Notre message est clair, l’assurance rembourserait un dépistage et un détartrage annuels, ainsi que les soins nécessaires au traitement des caries et autres maladies bucco-dentaires. L’orthodontie serait prise en charge lorsqu’elle est nécessaire pour le fonctionnement de la mâchoire, et non pour des cas relevant de l’esthétique. Quant à la franchise, c’est le Grand Conseil qui devra décider des montants, mais le Conseil d’Etat a présenté un modèle qui prévoit l’absence de franchise pour une consultation annuelle, ou encore une franchise plus basse pour les enfants.

On sait qu’une assurance obligatoire finit toujours par devenir un gouffre financier. Pour preuve la LAMal…

La LAMal n’a pas de dette en tant que telle. Mais cela ne l’empêche pas de dysfonctionner sur certains points. La concurrence effrénée entre les 59 caisses-maladie pousse par exemple à la chasse aux bons risques. Le montant des primes qui ne cesse d’augmenter devient impayable pour la classe moyenne vu que les primes ne sont pas proportionnelles aux revenus. C’est pourquoi nous proposons un modèle de financement différent, celui de l’AVS, que l’on sait fiable et solidaire.

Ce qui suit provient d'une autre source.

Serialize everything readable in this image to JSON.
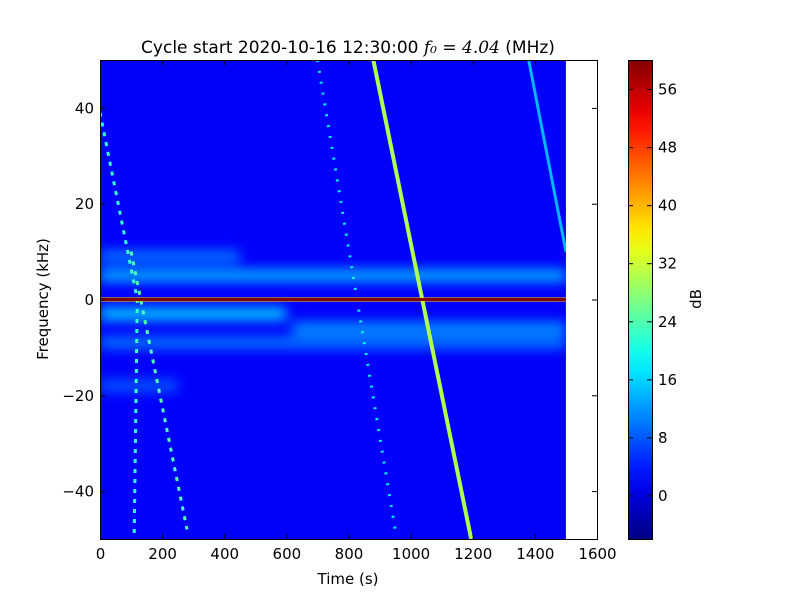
{
  "chart_data": {
    "type": "heatmap",
    "title_main": "Cycle start 2020-10-16 12:30:00 ",
    "title_math": "f₀ = 4.04",
    "title_unit": " (MHz)",
    "xlabel": "Time (s)",
    "ylabel": "Frequency (kHz)",
    "xlim": [
      0,
      1600
    ],
    "ylim": [
      -50,
      50
    ],
    "data_extent_x": [
      0,
      1500
    ],
    "x_ticks": [
      0,
      200,
      400,
      600,
      800,
      1000,
      1200,
      1400,
      1600
    ],
    "y_ticks": [
      -40,
      -20,
      0,
      20,
      40
    ],
    "x_tick_labels": [
      "0",
      "200",
      "400",
      "600",
      "800",
      "1000",
      "1200",
      "1400",
      "1600"
    ],
    "y_tick_labels": [
      "−40",
      "−20",
      "0",
      "20",
      "40"
    ],
    "colorbar": {
      "label": "dB",
      "range": [
        -6,
        60
      ],
      "colormap": "jet",
      "ticks": [
        0,
        8,
        16,
        24,
        32,
        40,
        48,
        56
      ],
      "tick_labels": [
        "0",
        "8",
        "16",
        "24",
        "32",
        "40",
        "48",
        "56"
      ]
    },
    "background_db": 2,
    "features": [
      {
        "name": "carrier",
        "kind": "horizontal",
        "freq_khz": 0,
        "t_range": [
          0,
          1500
        ],
        "db": 60
      },
      {
        "name": "upper sideband",
        "kind": "band",
        "freq_khz": 5,
        "t_range": [
          0,
          1500
        ],
        "db": 14
      },
      {
        "name": "upper sideband outer",
        "kind": "band",
        "freq_khz": 9,
        "t_range": [
          0,
          450
        ],
        "db": 10
      },
      {
        "name": "lower sideband",
        "kind": "band",
        "freq_khz": -3,
        "t_range": [
          0,
          600
        ],
        "db": 16
      },
      {
        "name": "lower sideband 2",
        "kind": "band",
        "freq_khz": -6,
        "t_range": [
          620,
          1500
        ],
        "db": 12
      },
      {
        "name": "lower sideband outer",
        "kind": "band",
        "freq_khz": -9,
        "t_range": [
          0,
          1500
        ],
        "db": 10
      },
      {
        "name": "lower wing",
        "kind": "band",
        "freq_khz": -18,
        "t_range": [
          0,
          250
        ],
        "db": 8
      },
      {
        "name": "sweep main",
        "kind": "diagonal",
        "points": [
          [
            880,
            50
          ],
          [
            1195,
            -50
          ]
        ],
        "db": 30
      },
      {
        "name": "sweep early",
        "kind": "diagonal",
        "points": [
          [
            0,
            39
          ],
          [
            120,
            0
          ],
          [
            110,
            -50
          ]
        ],
        "db": 22
      },
      {
        "name": "sweep dashed",
        "kind": "diagonal",
        "points": [
          [
            100,
            10
          ],
          [
            280,
            -48
          ]
        ],
        "db": 24
      },
      {
        "name": "sweep dotted upper",
        "kind": "diagonal",
        "points": [
          [
            700,
            50
          ],
          [
            950,
            -48
          ]
        ],
        "db": 18
      },
      {
        "name": "sweep late",
        "kind": "diagonal",
        "points": [
          [
            1380,
            50
          ],
          [
            1500,
            10
          ]
        ],
        "db": 14
      }
    ]
  }
}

Dire oui, c’est dire oui à un impôt qui mettra encore plus de pression sur la classe moyenne, comme sur les entreprises. Est-ce bien raisonnable?

Un père ou une mère de famille qui gagne 6000 francs par mois paierait entre 18 et 30 francs sur son salaire et verrait les factures du dentiste remboursées pour toute sa famille, y compris ses parents à la retraite. C’est donc un système très favorable aux classes moyennes au contraire!